Joseph Djogbénou. Photo : IAJP/CO
Courant semaine écoulée, le député Orden Alladatin, président de la commission des lois à l’Assemblée nationale du Bénin et l’ancien ministre Joseph Djogbénou, président du parti Union progressiste le Renouveau ont animé des conférences au sujet des lois électorales et de la gouvernance de la Rupture. Ces sorties visaient à éclairer l’opinion publique sur les modifications apportées et à répondre aux préoccupations concernant leur application. Mais, loin d’atteindre cet objectif, c’est une avalanche de réactions que les propos tenus ont induit.
« Les déterminants et enjeux du code électoral ». Voilà le thème autour duquel le président de la commission des lois de l’Assemblée nationale a tenu une conférence la semaine dernière. Il s’agissait pour Orden Alladatin, ancien acteur de la Société civile de montrer à la face du monde que le code électoral en vigueur actuellement au Bénin, loin de toutes les critiques n’est pas une loi exclusive. Avec des images d’archives, le conférencier a expliqué que les réformes politiques mises en œuvre par le président Patrice Talon sont des réformes voulues et souhaitées par toute la classe politique depuis des années. Mais les réactions ne se sont pas fait attendre.
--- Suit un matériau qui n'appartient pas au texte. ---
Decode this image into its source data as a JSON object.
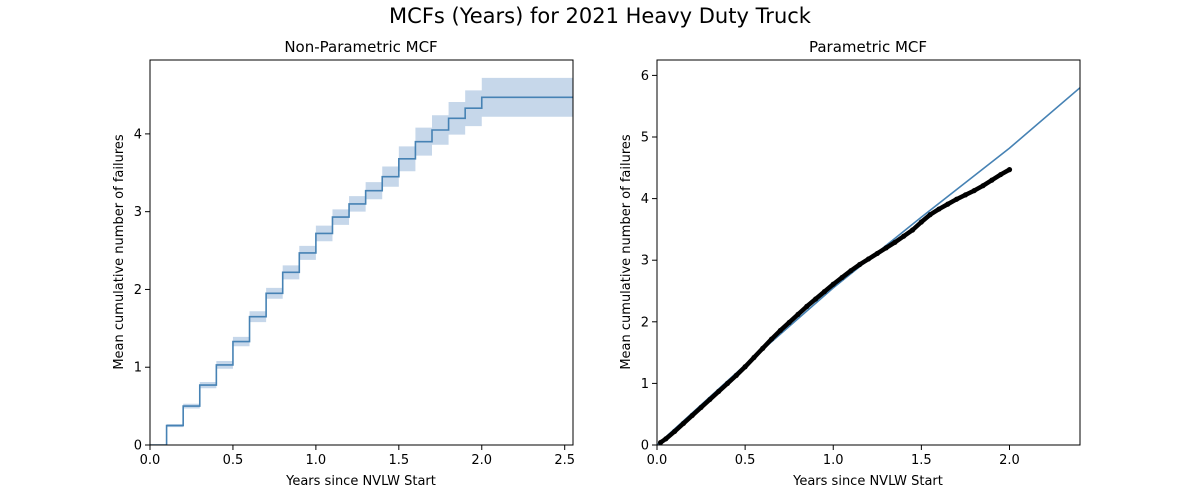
{
  "suptitle": "MCFs (Years) for 2021 Heavy Duty Truck",
  "colors": {
    "line": "#4682b4",
    "band": "#c6d7ea",
    "points": "#000000"
  },
  "chart_data": [
    {
      "type": "line",
      "title": "Non-Parametric MCF",
      "xlabel": "Years since NVLW Start",
      "ylabel": "Mean cumulative number of failures",
      "xlim": [
        0,
        2.55
      ],
      "ylim": [
        0,
        4.95
      ],
      "xticks": [
        "0.0",
        "0.5",
        "1.0",
        "1.5",
        "2.0",
        "2.5"
      ],
      "yticks": [
        "0",
        "1",
        "2",
        "3",
        "4"
      ],
      "grid": false,
      "series": [
        {
          "style": "step",
          "x": [
            0,
            0.1,
            0.2,
            0.3,
            0.4,
            0.5,
            0.6,
            0.7,
            0.8,
            0.9,
            1.0,
            1.1,
            1.2,
            1.3,
            1.4,
            1.5,
            1.6,
            1.7,
            1.8,
            1.9,
            2.0,
            2.55
          ],
          "y": [
            0,
            0.25,
            0.5,
            0.77,
            1.03,
            1.33,
            1.65,
            1.95,
            2.22,
            2.47,
            2.72,
            2.93,
            3.1,
            3.27,
            3.45,
            3.68,
            3.9,
            4.05,
            4.2,
            4.33,
            4.47,
            4.47
          ],
          "lower": [
            0,
            0.23,
            0.47,
            0.73,
            0.98,
            1.27,
            1.58,
            1.88,
            2.13,
            2.38,
            2.62,
            2.83,
            3.0,
            3.16,
            3.32,
            3.52,
            3.72,
            3.86,
            3.99,
            4.1,
            4.22,
            4.22
          ],
          "upper": [
            0,
            0.27,
            0.53,
            0.81,
            1.08,
            1.39,
            1.72,
            2.02,
            2.31,
            2.56,
            2.82,
            3.03,
            3.2,
            3.38,
            3.58,
            3.84,
            4.08,
            4.24,
            4.41,
            4.56,
            4.72,
            4.72
          ]
        }
      ]
    },
    {
      "type": "scatter",
      "title": "Parametric MCF",
      "xlabel": "Years since NVLW Start",
      "ylabel": "Mean cumulative number of failures",
      "xlim": [
        0,
        2.4
      ],
      "ylim": [
        0,
        6.25
      ],
      "xticks": [
        "0.0",
        "0.5",
        "1.0",
        "1.5",
        "2.0"
      ],
      "yticks": [
        "0",
        "1",
        "2",
        "3",
        "4",
        "5",
        "6"
      ],
      "grid": false,
      "series": [
        {
          "style": "line",
          "x": [
            0,
            0.5,
            1.0,
            1.5,
            2.0,
            2.4
          ],
          "y": [
            0,
            1.3,
            2.55,
            3.7,
            4.82,
            5.8
          ]
        },
        {
          "style": "points",
          "x": [
            0.02,
            0.05,
            0.1,
            0.15,
            0.2,
            0.25,
            0.3,
            0.35,
            0.4,
            0.45,
            0.5,
            0.55,
            0.6,
            0.65,
            0.7,
            0.75,
            0.8,
            0.85,
            0.9,
            0.95,
            1.0,
            1.05,
            1.1,
            1.15,
            1.2,
            1.25,
            1.3,
            1.35,
            1.4,
            1.45,
            1.5,
            1.55,
            1.6,
            1.65,
            1.7,
            1.75,
            1.8,
            1.85,
            1.9,
            1.95,
            2.0
          ],
          "y": [
            0.04,
            0.1,
            0.22,
            0.35,
            0.48,
            0.61,
            0.74,
            0.87,
            1.0,
            1.13,
            1.27,
            1.42,
            1.57,
            1.72,
            1.86,
            1.99,
            2.12,
            2.25,
            2.37,
            2.49,
            2.61,
            2.72,
            2.83,
            2.93,
            3.02,
            3.11,
            3.2,
            3.29,
            3.39,
            3.49,
            3.62,
            3.74,
            3.83,
            3.91,
            3.99,
            4.06,
            4.13,
            4.21,
            4.3,
            4.39,
            4.47
          ]
        }
      ]
    }
  ]
}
« Aucune rhétorique manipulatoire ne peut ôter aux faits historiques leurs réalités avec les malheurs de morts d’hommes, d’emprisonnement, d’exil et de vol de sièges électifs qu’ils ont engendrés », réagit Valentin Djènontin Agossou. « Oui les réformes électorales ont été évoquées par la quasi-totalité des responsables politiques y compris le président Boni Yayi, mais évitons tout amalgame. Aucun homme politique béninois hormis les prestidigitateurs actuellement au pouvoir n’a réclamé et voulu d’une réforme politique qui exclut l’opposition des élections par des dispositions législatives tordues ; une réforme politique qui génère des tueries, des emprisonnements, des exils, l’accaparement des fiches de parrainage, le refus de délivrance de quitus fiscal aux opposants et qui déclare caduques des fiches de dépouillement alors que l’examen du contentieux électoral se poursuit devant la Cour Constitutionnelle », renchérit l’ancien ministre de la justice de Boni Yayi actuellement en exil.
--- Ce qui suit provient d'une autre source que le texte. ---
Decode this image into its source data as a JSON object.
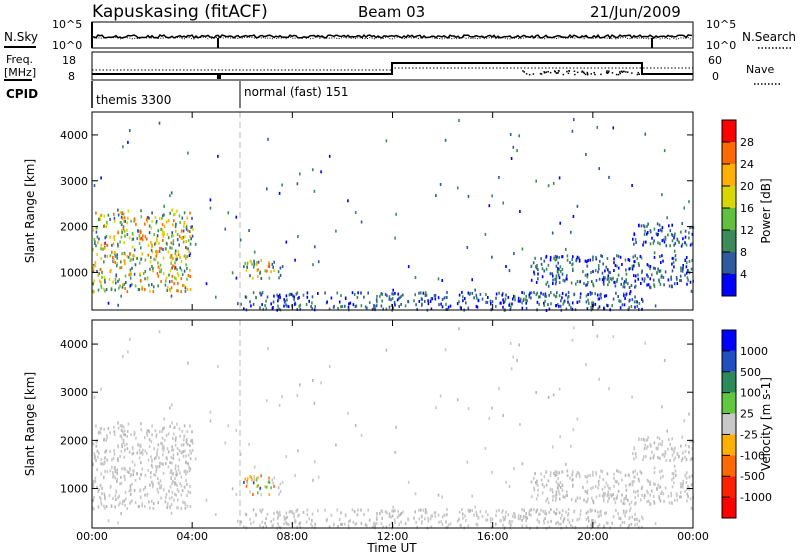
{
  "header": {
    "station": "Kapuskasing (fitACF)",
    "beam": "Beam 03",
    "date": "21/Jun/2009"
  },
  "top_panel": {
    "left_label": "N.Sky",
    "left_ticks": [
      "10^5",
      "10^0"
    ],
    "right_ticks": [
      "10^5",
      "10^0"
    ],
    "right_label": "N.Search"
  },
  "freq_panel": {
    "left_label_line1": "Freq.",
    "left_label_line2": "[MHz]",
    "left_ticks": [
      "18",
      "8"
    ],
    "right_ticks": [
      "60",
      "0"
    ],
    "right_label": "Nave"
  },
  "cpid_panel": {
    "label": "CPID",
    "modes": [
      "themis 3300",
      "normal (fast) 151"
    ]
  },
  "x_axis": {
    "title": "Time UT",
    "ticks": [
      "00:00",
      "04:00",
      "08:00",
      "12:00",
      "16:00",
      "20:00",
      "00:00"
    ]
  },
  "chart_data": [
    {
      "type": "heatmap",
      "name": "power",
      "ylabel": "Slant Range [km]",
      "xlim_hours": [
        0,
        24
      ],
      "ylim_km": [
        180,
        4500
      ],
      "yticks": [
        "4000",
        "3000",
        "2000",
        "1000"
      ],
      "ytick_values": [
        4000,
        3000,
        2000,
        1000
      ],
      "colorbar": {
        "label": "Power [dB]",
        "ticks": [
          "28",
          "24",
          "20",
          "16",
          "12",
          "8",
          "4"
        ],
        "colors": [
          "#ff0000",
          "#ff6a00",
          "#ffb000",
          "#d8d800",
          "#60c040",
          "#3a8a5a",
          "#305aa0",
          "#0000ff"
        ]
      },
      "echo_regions": [
        {
          "t0": 0.0,
          "t1": 4.0,
          "r0": 600,
          "r1": 2400,
          "level": "mixed-high"
        },
        {
          "t0": 6.0,
          "t1": 7.5,
          "r0": 900,
          "r1": 1300,
          "level": "mixed-high"
        },
        {
          "t0": 6.0,
          "t1": 22.0,
          "r0": 180,
          "r1": 600,
          "level": "low"
        },
        {
          "t0": 17.5,
          "t1": 24.0,
          "r0": 700,
          "r1": 1400,
          "level": "low"
        },
        {
          "t0": 21.5,
          "t1": 24.0,
          "r0": 1600,
          "r1": 2100,
          "level": "low"
        }
      ]
    },
    {
      "type": "heatmap",
      "name": "velocity",
      "ylabel": "Slant Range [km]",
      "xlim_hours": [
        0,
        24
      ],
      "ylim_km": [
        180,
        4500
      ],
      "yticks": [
        "4000",
        "3000",
        "2000",
        "1000"
      ],
      "ytick_values": [
        4000,
        3000,
        2000,
        1000
      ],
      "colorbar": {
        "label": "Velocity [m s-1]",
        "ticks": [
          "1000",
          "500",
          "100",
          "25",
          "-25",
          "-100",
          "-500",
          "-1000"
        ],
        "colors": [
          "#0000ff",
          "#2050c0",
          "#2a8a5a",
          "#60c840",
          "#c8c8c8",
          "#ffb000",
          "#ff6a00",
          "#ff2000",
          "#ff0000"
        ]
      },
      "echo_regions": [
        {
          "t0": 0.0,
          "t1": 4.0,
          "r0": 600,
          "r1": 2400,
          "level": "ground-scatter"
        },
        {
          "t0": 6.0,
          "t1": 7.5,
          "r0": 900,
          "r1": 1300,
          "level": "mixed"
        },
        {
          "t0": 6.0,
          "t1": 22.0,
          "r0": 180,
          "r1": 600,
          "level": "ground-scatter"
        },
        {
          "t0": 17.5,
          "t1": 24.0,
          "r0": 700,
          "r1": 1400,
          "level": "ground-scatter"
        },
        {
          "t0": 21.5,
          "t1": 24.0,
          "r0": 1600,
          "r1": 2100,
          "level": "ground-scatter"
        }
      ]
    }
  ]
}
« Au total, aucune réforme politique ou électorale voulue et acceptée de tous ne peut s’opposer aux libertés individuelles en empêchant par exemple les meetings des partis politiques de l’opposition. Aucune réforme politique ne peut criminaliser les ambitions politiques personnelles au point d’envoyer des collaborateurs en prison », conclut Valentin Djènontin.
Joseph Djogbénou sur la gouvernance de la Rupture
Dans la même logique que son compagnon politique, le premier responsable du parti UPR a animé une conférence sur la gouvernance. Au cours de cette séance, Joseph Djogbénou a clarifié les concepts de « ruse et rage ». En effet, l’expression « ruse et rage », devenue célèbre peu après l’avènement de Patrice Talon au pouvoir, fait penser à Joseph Djogbénou. Selon son récit, tout est parti de la réforme constitutionnelle instituée en 2017 par Patrice Talon pour doter le Bénin d’institutions fortes. Mais malgré la « sincérité absolue » du projet, l’opposition a rejeté la reforme par trois voix à l’Assemblée nationale. « Cette révision de la constitution, nous l’avons soutenue à l’Assemblée nationale mais, trois voix l’ont empêchée. Trois voix que l’humain que je suis, a considéré comme des voix ayant condamné l’adoption du projet par la ruse, des voix ayant condamné l’adoption du projet par la rage », a expliqué l’ancien ministre de la Justice.
C’est parti de cet échec retentissant, un des premiers revers pour Patrice Talon, que Joseph Djogbénou a estimé que l’opposition a, par la ruse et la rage, bloqué cette importante réforme qui devrait reconfigurer la vie institutionnelle du Bénin. « Nous avons compris que nous n’avons pas été habile, que nous n’étions pas dans la politique politicienne », a-t-il fait savoir. Et pour éviter une autre surprise de cette envergure, le ministre de la Justice de l’époque s’est décidé : « Si c’est par la ruse et la rage, désormais on va procéder ainsi ». Mais au-delà, le leader de l’UP-R dit croire fermement que la politique se fait avec conviction et foi. Pour ceux qui lui attribuent quelques résultats que ce soit, nés de la ruse et de la rage, Joseph Djogbénou se défend : « ce n’est pas ma nature, ni mon caractère, ni mon éducation ».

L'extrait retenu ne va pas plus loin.